Mordecai Halberstadt (מרדכי האלבערשטאט; died 1770), also known as Mordecai of Düsseldorf, was a German rabbi and grammarian.

==Biography==
He was born in Halberstadt, and studied around 1730 in Frankfurt am Main under Jacob ha-Kohen. He afterwards became a teacher in the rabbinical school of his hometown. Despite his young age, he was appointed av bet din of Griesheim on the recommendation of his former teacher. He later served as rabbi in Darmstadt and Düsseldorf.

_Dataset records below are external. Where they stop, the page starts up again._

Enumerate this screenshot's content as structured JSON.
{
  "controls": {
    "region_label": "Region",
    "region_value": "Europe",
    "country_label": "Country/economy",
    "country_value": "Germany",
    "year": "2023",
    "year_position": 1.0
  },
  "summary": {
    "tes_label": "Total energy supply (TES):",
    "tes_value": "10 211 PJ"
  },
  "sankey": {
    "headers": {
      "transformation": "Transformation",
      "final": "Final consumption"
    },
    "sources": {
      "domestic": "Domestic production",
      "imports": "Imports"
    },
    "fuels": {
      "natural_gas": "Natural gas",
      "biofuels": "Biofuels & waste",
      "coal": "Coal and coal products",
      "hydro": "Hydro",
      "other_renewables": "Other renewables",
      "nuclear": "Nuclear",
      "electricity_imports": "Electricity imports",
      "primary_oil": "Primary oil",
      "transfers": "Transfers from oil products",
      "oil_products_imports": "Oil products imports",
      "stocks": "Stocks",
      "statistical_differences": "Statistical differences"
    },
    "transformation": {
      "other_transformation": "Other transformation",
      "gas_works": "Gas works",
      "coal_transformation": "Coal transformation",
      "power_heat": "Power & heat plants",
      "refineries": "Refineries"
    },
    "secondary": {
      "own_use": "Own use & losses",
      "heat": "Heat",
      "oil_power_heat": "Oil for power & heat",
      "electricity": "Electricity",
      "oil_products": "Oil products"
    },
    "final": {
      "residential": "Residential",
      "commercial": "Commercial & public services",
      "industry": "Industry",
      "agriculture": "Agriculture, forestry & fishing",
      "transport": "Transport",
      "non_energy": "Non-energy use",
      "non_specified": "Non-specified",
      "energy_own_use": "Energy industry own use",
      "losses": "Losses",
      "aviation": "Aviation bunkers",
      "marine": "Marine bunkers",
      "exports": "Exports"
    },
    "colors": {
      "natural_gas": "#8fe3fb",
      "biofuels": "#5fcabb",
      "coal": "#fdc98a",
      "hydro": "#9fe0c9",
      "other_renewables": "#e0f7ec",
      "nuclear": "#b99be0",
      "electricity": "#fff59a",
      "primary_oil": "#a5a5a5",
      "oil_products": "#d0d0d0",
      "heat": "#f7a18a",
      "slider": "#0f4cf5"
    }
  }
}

Halberstadt was known as a scholar of Kabbalah. During the controversy over Jonathan Eybeschütz's amulets, Samuel Heilmann of Metz and Jacob Joshua Falk consulted him to determine whether the amulets were Sabbatean. Halberstadt declined to give a definitive judgment, stating that he could not conclusively classify the amulets as Sabbatean. He advised against continuing the personal attacks on Eybeschütz, and instead recommended issuing a general letter signed by all leading rabbinic authorities formally excommunicating the followers of the Sabbatean movement.

He authored Ma'amar Mordekhai, a collection of responsa published in Brünn in 1782, which included a critique of Solomon Hanau. His scholarship helped expose forged rabbinical rulings falsely attributed to Rabbis Isaiah Horowitz and Ephraim Luntschitz, which had influenced rabbinical decisions in the Rhineland and Westphalia for over a century. He also wrote an unpublished work on Hebrew grammar.